Of course, the mere fact that the experts give to Democrats should not discredit their expertise. But PolitiFact simply uses the experts to underscore that the Navalny case is different than the Trump case. We don't need experts to prove that, and as we pointed out above, differences are irrelevant to the similarities, The former cannot erase the latter.

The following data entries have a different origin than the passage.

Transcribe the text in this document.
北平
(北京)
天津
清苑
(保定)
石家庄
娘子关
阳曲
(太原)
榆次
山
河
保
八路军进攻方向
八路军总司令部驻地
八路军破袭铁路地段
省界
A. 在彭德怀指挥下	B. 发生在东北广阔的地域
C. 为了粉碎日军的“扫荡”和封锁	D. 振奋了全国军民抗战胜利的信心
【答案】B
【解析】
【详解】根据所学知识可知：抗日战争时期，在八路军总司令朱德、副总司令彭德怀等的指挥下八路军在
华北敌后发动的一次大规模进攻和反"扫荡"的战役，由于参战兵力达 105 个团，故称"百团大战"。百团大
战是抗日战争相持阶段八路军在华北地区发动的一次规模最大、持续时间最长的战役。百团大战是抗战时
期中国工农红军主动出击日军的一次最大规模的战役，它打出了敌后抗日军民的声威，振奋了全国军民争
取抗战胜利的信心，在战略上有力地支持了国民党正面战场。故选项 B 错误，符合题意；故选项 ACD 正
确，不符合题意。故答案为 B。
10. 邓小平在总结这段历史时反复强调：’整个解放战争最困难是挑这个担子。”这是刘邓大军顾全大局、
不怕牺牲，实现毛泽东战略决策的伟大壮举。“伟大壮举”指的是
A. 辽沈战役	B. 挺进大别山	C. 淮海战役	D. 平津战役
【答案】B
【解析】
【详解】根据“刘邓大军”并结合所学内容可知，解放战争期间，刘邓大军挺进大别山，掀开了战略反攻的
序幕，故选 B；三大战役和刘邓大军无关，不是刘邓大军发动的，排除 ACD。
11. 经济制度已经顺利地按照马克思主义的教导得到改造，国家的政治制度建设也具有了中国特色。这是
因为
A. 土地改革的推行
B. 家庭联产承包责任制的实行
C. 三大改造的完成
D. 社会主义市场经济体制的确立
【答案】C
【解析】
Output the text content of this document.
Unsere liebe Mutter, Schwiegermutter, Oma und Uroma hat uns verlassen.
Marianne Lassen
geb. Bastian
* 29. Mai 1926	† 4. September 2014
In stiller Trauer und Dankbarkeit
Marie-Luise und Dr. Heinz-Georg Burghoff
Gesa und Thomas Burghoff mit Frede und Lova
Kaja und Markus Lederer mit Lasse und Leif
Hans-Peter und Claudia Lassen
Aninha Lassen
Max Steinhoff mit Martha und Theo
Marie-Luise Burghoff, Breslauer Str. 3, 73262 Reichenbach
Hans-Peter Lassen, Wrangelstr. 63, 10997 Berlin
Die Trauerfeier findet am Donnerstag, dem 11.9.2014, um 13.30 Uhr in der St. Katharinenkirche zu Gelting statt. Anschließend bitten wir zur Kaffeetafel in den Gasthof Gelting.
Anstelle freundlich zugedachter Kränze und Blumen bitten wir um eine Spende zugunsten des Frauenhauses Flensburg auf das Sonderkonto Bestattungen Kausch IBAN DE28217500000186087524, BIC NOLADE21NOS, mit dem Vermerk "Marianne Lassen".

PolitiFingers on the Scale

As if distracting from the point of Trump's argument and using partisan experts wasn't enough, we have PolitiFingers on the scale of this fact check.

PolitiFact omits all mention of two significant aspects of the fraud case against Trump. Both aspects tend to support the Navalny analogy.

First, the trial judge found that Trump's fraud did not damage anyone financially. That makes the prosecution and the judgment unusual. The fine represents higher conjectured interest charges from lower valuations of Trump properties. We doubt such a basis has ever before been used in the United States to support a fraud penalty.


(Gregory) Germain, the Syracuse professor, said the government did a good job of showing Trump inflated the value of his properties, but noted that sophisticated financial institutions didn't require a third-party appraisal like they do for a typical mortgage on a home.

"There are no cases like it," Germain said.

An Associated Press story makes a related point:

And though the bank offered Trump lower interest rates because he had agreed to personally guarantee the loans with his own money, it’s not clear how much better the rates were because of the inflated figures. The bank never complained, and it’s unclear how much it lost, if anything. Bank officials called to testify couldn’t say for sure if Trump’s personal statement of worth had any impact on the rates.

“This sets a horrible precedent,” said Adam Leitman Bailey, a New York real estate lawyer who once successfully sued a Trump condo building for misrepresenting sales to lure buyers.

Second, PolitiFact's fact check misrepresents the ease of appealing the ruling. 


Former President Donald Trump is gearing up to fight a massive fine in the New York business fraud case that threatens to erase most of the cash he says he has on hand.

But first, he has to secure a bond — and that might not be so easy.

Why doesn't PolitiFact tell you any of that?

Because they're biased.

They make sure there are no observations from a conservative such as Andrew C. McCarthy:


PolitiFact is on a real tear against Trump early in 2024. It's almost like they're trying to retroactively make true their false claims about Trump's "Truth-O-Meter" record.

In fact it was Louis Jacobson, listed first on the byline of PolitiFact's fact check, who recently endured two corrections from Slate after it published an interview with him. Jacobson made two flatly false claims about Trump's record on the "Truth-O-Meter."

One wonders whether publicly making false claims about Trump should disqualify Jacobson from working on fact checks involving Trump.

Note: Huh--Looks like Slate botched its editor's note: "It has also been updated to clarify that among major politicians frequently fact-checked by PolitiFact, Trump has the highest percentage of Pants on Fire ratings." I gave them the example of Michele Bachmann, who has had 72 "Truth-O-Meter" ratings.

Hmm. Looks like it's time for another correction request, if there's no clear justification for that claim.